Не смешно ли весь век по копейке копить
Если вечную жизнь все равно не купить?
Эпикурейцы считали, что не надо ждать, когда счастье вам кто-то даст, надо самому себя сделать счастливым, а потом постараться сделать счастливыми окружающих. И если эту идею все будут претворять в жизнь, в конечном итоге это и приведет к всеобщему счастью. Наивно, но как красиво!
Такая «инициатива» снизу мне импонировала, ведь она была ничем не хуже всяческих инициатив сверху.
Ну представьте себе: выступает наш президент в программе «Время» и объявляет: «Завтра наступит всеобщее счастье!»
Все сразу – «ура!», все поголовно – «за!»
Только сильно сомневаюсь, что оно так вот и наступит, ведь уже к утру появится множество недовольных:
«Мне-то ладно, а соседу за что?»
Вникнув в учение Эпикура, пришел к выводу, что подход древних философов к вопросу внутреннего благоденствия мне оказался намного ближе, чем призывы к коллективному счастью.
Всегда предпочитал быть оптимистом-индивидуалистом и нашел у себя очень схожие мысли:
Со мною жизнь играла в поддавки,
То поприжмет, а то опять отпустит.
Все было: и подножки и плевки,
Но только не было тоски и грусти.
Тоску развею, сам себя же рассмешу,
А грусть друзья разгонят и подружки.
Живу я просто: зачесалось – почешу,
А пить хочу – возьму попью из кружки.
Пусть кто-то мучается тем, что он умрет,
А я об этом думать не желаю
Принципиально. Ну придет так и придет.
И сам себя за это уважаю.
К чему грустить о том, что не пришло
И тосковать о чем-то безвозвратном?
Пусть наша жизнь хоть и куда ни шло…
Пусть так, пусть и куда, а все ж приятно.
Когда Хайям со своими рубаи проник в Европу, то для многих его откровения стали шоком. Вольность, если даже не в поступках а в мыслях, для многих была неприемлемой.
Среди гурий прекрасных я пьян и влюблен
И вину отдаю благодарный поклон.
От оков бытия я сегодня свободен
И блажен, словно в высший чертог приглашен.
Моя жемчужина!
Успей, пока в цене,
Себя порадовать и стать отрадой мне.
Так быстро дни пройдут, придут такие ночи,
Когда не свидеться нам даже и во сне.
Кто урод, кто красавец – не ведает страсть.
В ад согласен безумец влюбленный попасть.
Безразлично влюбленным, во что одеваться,
Что на землю стелить, что под голову класть.
Потому, его строки всегда вдохновляли и поэтов и художников.
Прошлое не отпускает.
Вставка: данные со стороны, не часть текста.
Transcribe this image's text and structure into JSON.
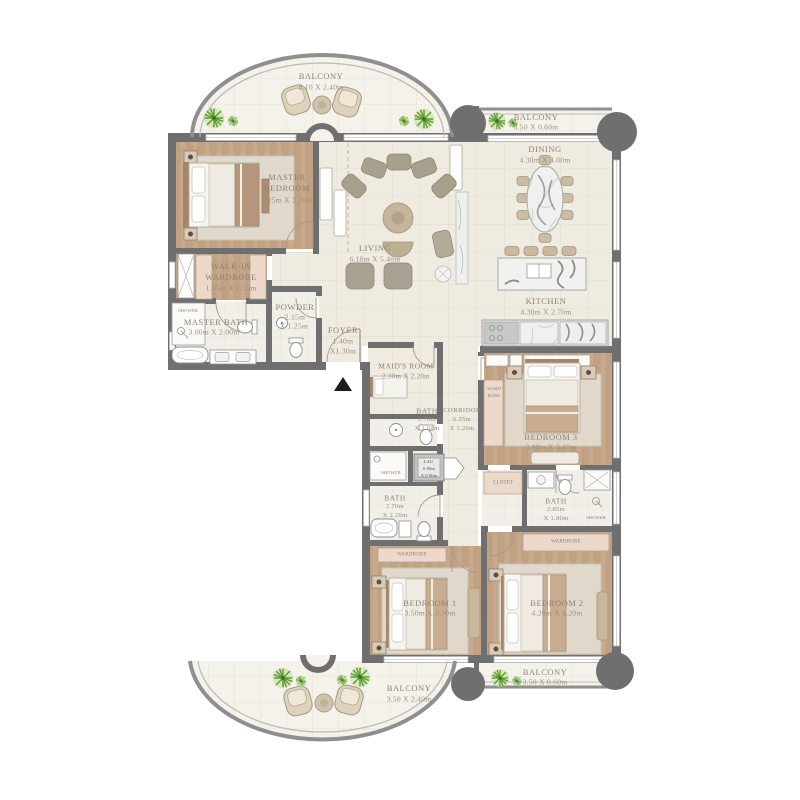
{
  "rooms": {
    "balconyTop": {
      "name": "BALCONY",
      "dim": "8.10 X 2.40m"
    },
    "balconyTopRight": {
      "name": "BALCONY",
      "dim": "3.50 X 0.60m"
    },
    "dining": {
      "name": "DINING",
      "dim": "4.30m X 4.00m"
    },
    "living": {
      "name": "LIVING",
      "dim": "6.10m X 5.40m"
    },
    "kitchen": {
      "name": "KITCHEN",
      "dim": "4.30m X 2.70m"
    },
    "masterBedroom": {
      "name1": "MASTER",
      "name2": "BEDROOM",
      "dim": "4.25m X 3.70m"
    },
    "walkIn": {
      "name1": "WALK-IN",
      "name2": "WARDROBE",
      "dim": "1.65m X 1.55m"
    },
    "masterBath": {
      "name": "MASTER BATH",
      "dim": "3.00m X 2.00m"
    },
    "powder": {
      "name": "POWDER",
      "dim1": "2.15m",
      "dim2": "X 1.25m"
    },
    "foyer": {
      "name": "FOYER",
      "dim1": "1.40m",
      "dim2": "X1.30m"
    },
    "maidsRoom": {
      "name": "MAID'S ROOM",
      "dim": "2.30m X 2.20m"
    },
    "bathMaid": {
      "name": "BATH",
      "dim1": "1.70m",
      "dim2": "X 1.60m"
    },
    "corridor": {
      "name": "CORRIDOR",
      "dim1": "6.55m",
      "dim2": "X 1.20m"
    },
    "laundry": {
      "name": "LAU.",
      "dim1": "0.90m",
      "dim2": "X 0.90m"
    },
    "bath1": {
      "name": "BATH",
      "dim1": "2.70m",
      "dim2": "X 2.20m"
    },
    "bath3": {
      "name": "BATH",
      "dim1": "2.85m",
      "dim2": "X 1.80m"
    },
    "bedroom1": {
      "name": "BEDROOM 1",
      "dim": "3.50m X 3.30m"
    },
    "bedroom2": {
      "name": "BEDROOM 2",
      "dim": "4.20m X 4.20m"
    },
    "bedroom3": {
      "name": "BEDROOM 3",
      "dim": "3.80m X 3.40m"
    },
    "balconyBottom": {
      "name": "BALCONY",
      "dim": "3.50 X 2.40m"
    },
    "balconyBottomRight": {
      "name": "BALCONY",
      "dim": "3.50 X 0.60m"
    }
  },
  "small": {
    "showerMaster": "SHOWER",
    "showerMid": "SHOWER",
    "showerBath3": "SHOWER",
    "closet": "CLOSET",
    "wardrobe1": "WARDROBE",
    "wardrobe2": "WARDROBE",
    "ward3a": "WARD",
    "ward3b": "ROBE"
  },
  "palette": {
    "wall": "#6f6f6f",
    "wood": "#c7a98c",
    "tile": "#efebe1",
    "closet_fill": "#ecd9c9",
    "plant_green": "#5f9b33"
  }
}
Художник Хусейн Бехзад. Тегеран
Некоторые исследователи считают, что даже Александр Сергеевич Пушкин знал стихи Хайяма. Увлекся востоком и стал более резок в своих высказываниях о духовенстве. А в его знаменитой эпиграмме четкость, резкость и построение очень сходны со стилем Хайяма:
Полу-милорд, полу-купец,
Полу-мудрец, полу-невежда,
Полу-подлец, но есть надежда,
Что будет полным наконец.
Однако вот целомудренно-порядочных или выдающих себя за таковых, его стихи будоражили и раздражали:
«Он вольнодумец, разрушитель веры; он безбожник и материалист; он насмешник над мистицизмом и пантеист; он правоверующий мусульманин, точный философ, острый наблюдатель, ученый; он – гуляка, развратник, ханжа и лицемер»
Так писал о поэте русский ориенталист профессор В. А. Жуковский в статье«Омар Хайям и странствующие четверостишия», изданной в 1897 году.
С последними определениями профессор немного погорячился. Омар Хайям почти не пил вина и в развратных действиях замечен не был.
Что же касается ханжи и лицемера – это уж явный перебор. Хайям гнал свою жизнь во весь опор, говорил всегда то, что думал, и не боялся наживать себе врагов.
Само творчество Хайяма свидетельствует, что он никогда не жалел о содеянном, воспринимая все невзгоды стойко и с философским юмором:
«Ловушки, ямы на моем пути —
их Бог расставил и велел идти…»
И эта позиция Хайяма мне оказалась близка – уже не раз задумывался что:
По гладкой дороге жизнь мчится быстрее,
Мелькают столбы легко прожитых лет.
Ухабы же делают жизнь подлиннее —
На этом пути все же больше побед.
Пред этой дорогой и этой судьбою,
Что жизнь подарила без всяких прикрас,
Склоняюсь за то, что не ведал покоя
И нос разбивал и коленки не раз.
Иначе бы не был таким никогда я,
Иначе не сделал того, что я смог.
И я философски свой нос вытираю,
А в принципе ведь и поплакаться мог.